Aku dan Woohyun memang tidak pernah terlihat mesra. Tetapi sejak peristiwa ia membanting pintu malam itu, sikapnya semakin dingin kepadaku. Keadaan itu membuatku tertekan.

Terkadang kulihat Woohyun menatapku dengan sinis. Kalau saja tidak ada Myungsoo yang suka bergurau, mungkin perang dingin antara diriku dengan Woohyun akan tertangkap orang lain dan jadi bahan gunjingan.

Bahkan sampai tinggal dua hari lagi jamuan makan malam itu terlaksana, aku masih belum memesan hidangan itu dan memilih pakaian mana yang akan kukenakan nanti. Aku terlalu malas untuk memikirkannya.

Hingga malam itu Woohyun masuk kekamarku, ketika aku sedang sibuk dengan handphoneku.

Tanpa basa basi ia langsung mengutarakan tujuannya ke kamarku.

"Aku ingin tahu apakah kau sudah memesan masakan untuk undangan makan malam nanti?"

"Belum" jawabku singkat.

Woohyun menatap bingung!

"Wae? Kita hanya tinggal punya waktu dua hari saja!"

"Jangan khawatir! Selama aku masih memiliki tangan lengkap, kau tidak perlu cemas!"

"Maksudmu?"

"Maksudku, aku akan memasak sendiri kalau memang terpaksa."

"Kau bisa memasak?" Tanya heran

"Kau yang berpindidikan tinggi dan setiap hari bekerja tidak mungkin bisa."

"Memangnya tidak ada hari libur, tidak ada sabtu minggu, dan aku selalu diajarkan oleh Eomma untuk selalu mandiri."

"Sepertinya Eommamu telah memikirkan juga bahwa seorang istri itu wajib memanjakan suami lewat masakan juga"

"Nde, karena menurutnya masakan buatan sendiri lebih nikmat daripada masakan dari luar."

"Jadi menurutmu untuk undangan nanti kita tidak perlu memesan dari luar?"

"Kalau memungkinkan kenapa tidak?"

Woohyun melipat kedua tangannya melintang diatas dada.

"Jangan mengambil resiko, Gyu. Aku tak pernah melihatmu memasak selama ini."

"Itu karena belum ada kesempatan saja. Aku masih harus berlajar untuk menyesuaikan diri dengan seluruh isi rumah dan kebiasaan yang ada!"

"Kata-katamu menggambarkan bahwa kau hanya mencari alasan untuk menyalahkan keadaan rumah dan segala isinya. Sudah hampir dua bulan kita menjadi suami istri. Kurasa sudah cukup waktu untuk memberimu kesempatan buat beradaptasi dengan lingkungan barumu ini" sahut Woohyun setengah menggerutu.

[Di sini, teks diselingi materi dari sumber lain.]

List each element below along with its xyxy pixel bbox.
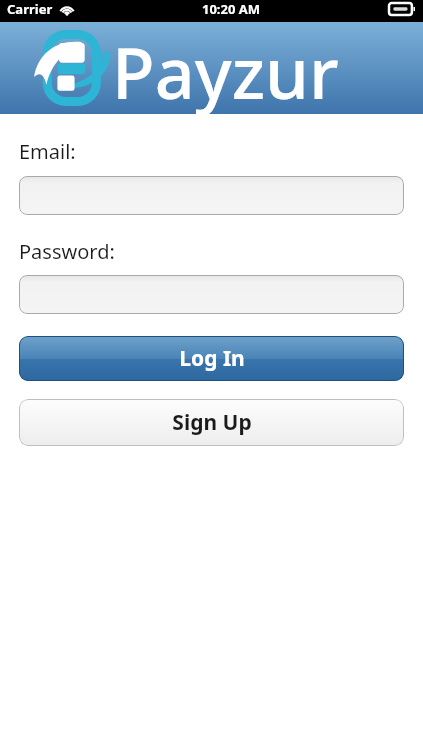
staticText: Payzur: [112, 24, 339, 116]
button[interactable]: [19, 176, 404, 215]
staticText: 10:20 AM: [202, 0, 261, 18]
button[interactable]: Sign Up: [19, 399, 404, 446]
button[interactable]: [19, 275, 404, 314]
staticText: Carrier: [7, 0, 53, 18]
staticText: Email:: [19, 138, 76, 165]
staticText: Log In: [179, 344, 245, 373]
staticText: Password:: [19, 238, 115, 265]
staticText: Sign Up: [172, 408, 252, 437]
button[interactable]: Log In: [19, 336, 404, 381]
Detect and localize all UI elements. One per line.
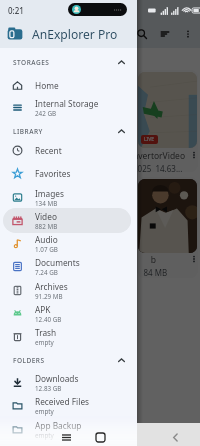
staticText: LIVE (144, 136, 155, 143)
staticText: Images (35, 188, 64, 199)
button[interactable]: Audio (3, 231, 131, 256)
staticText: Home (35, 80, 59, 91)
button[interactable]: LIVE (138, 72, 197, 148)
button[interactable]: APK (3, 301, 131, 326)
staticText: 84 MB (133, 267, 168, 278)
staticText: Documents (35, 257, 80, 268)
staticText: Downloads (35, 373, 79, 384)
staticText: Recent (35, 145, 62, 156)
button[interactable]: Search (133, 25, 151, 43)
button[interactable]: Back (166, 428, 184, 446)
staticText: Internal Storage (35, 98, 99, 109)
staticText: nvertorVideo (133, 150, 186, 162)
staticText: 882 MB (35, 222, 58, 231)
staticText: 12.83 GB (35, 384, 62, 393)
staticText: 242 GB (35, 109, 57, 118)
staticText: 7.24 GB (35, 268, 58, 277)
staticText: Received Files (35, 396, 90, 407)
button[interactable]: Item options (189, 150, 199, 160)
staticText: 134 MB (35, 199, 58, 208)
staticText: LIBRARY (13, 127, 43, 136)
staticText: Archives (35, 281, 68, 292)
button[interactable]: Recent (3, 138, 131, 163)
staticText: 12.40 GB (35, 315, 62, 324)
button[interactable]: Video (3, 208, 131, 233)
button[interactable]: More options (179, 25, 197, 43)
staticText: FOLDERS (13, 356, 45, 365)
button[interactable]: Recents (57, 428, 75, 446)
button[interactable]: Downloads (3, 370, 131, 395)
staticText: AnExplorer Pro (32, 26, 118, 42)
staticText: Trash (35, 327, 57, 338)
button[interactable]: Images (3, 185, 131, 210)
staticText: STORAGES (13, 58, 50, 67)
button[interactable]: AnExplorer Pro (0, 20, 137, 48)
staticText: Favorites (35, 168, 71, 179)
button[interactable]: Documents (3, 254, 131, 279)
button[interactable]: Received Files (3, 393, 131, 418)
staticText: 2025 14.63... (133, 163, 183, 174)
button[interactable]: Home (91, 428, 109, 446)
staticText: Video (35, 211, 57, 222)
button[interactable]: Internal Storage (3, 95, 131, 120)
staticText: APK (35, 304, 51, 315)
staticText: Audio (35, 234, 58, 245)
staticText: 1.07 GB (35, 245, 58, 254)
staticText: empty (35, 407, 54, 416)
staticText: b (133, 254, 156, 266)
staticText: App Backup (35, 420, 82, 431)
staticText: 91.29 MB (35, 292, 63, 301)
button[interactable]: Favorites (3, 161, 131, 186)
button[interactable]: Home (3, 73, 131, 98)
button[interactable] (138, 179, 197, 253)
staticText: empty (35, 338, 54, 347)
button[interactable]: Archives (3, 278, 131, 303)
button[interactable]: Item options (189, 254, 199, 264)
button[interactable]: App Backup (3, 417, 131, 442)
staticText: 0:21 (8, 5, 24, 16)
button[interactable]: Sort (156, 25, 174, 43)
button[interactable]: Trash (3, 324, 131, 349)
staticText: empty (35, 431, 54, 440)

Sebetulnya kata-kata Woohyun itu ada benarnya. Aku memang tidak begitu suka tinggal dalam Istana Emas ini. Gedungnya terlalu luas. Dan terlalu banyak pelayan yang melebihi anggota keluarga dalam rumah ini. Memang untuk merawat gedung seperti Istana Emas ini diperlukan tenaga-tenaga khusus. Ada yang merawat tanaman. Ada yang menyiapkan makanan. Ada yang merapikan kamar tidur. Pendek kata semua itu memberikan rasa asing dalam diriku terhadap Istana Emas yang seharusnya menjadi milikku. Tapi aku hanya merasa jadi penonton saja, tidak ikut bertanggung jawab atas segala kegiatan yang terjadi.

Dan aku memang tidak memiliki kesempatan juga untuk melakukannya, karena aku harus selalu 'siap' mendampingi Woohyun kemanapun.

Aku yang terbiasa hidup bebas, menjadi istri seorang Nam Woohyun membuatku sangat merasa tertekan. Oleh karena itu, untuk mengurangi rasa itu, aku memilih menentangnya. Dan rupanya Woohyun sudah menyadarinya.

"Jangan berpikiran yang tidak-tidak! Kalau kau ingin memesan masakan dari luar, silakan saja!"

"Tetapi kau juga harus ikut membicarakannya. Masakan apa saja yang harus dipesan nanti!"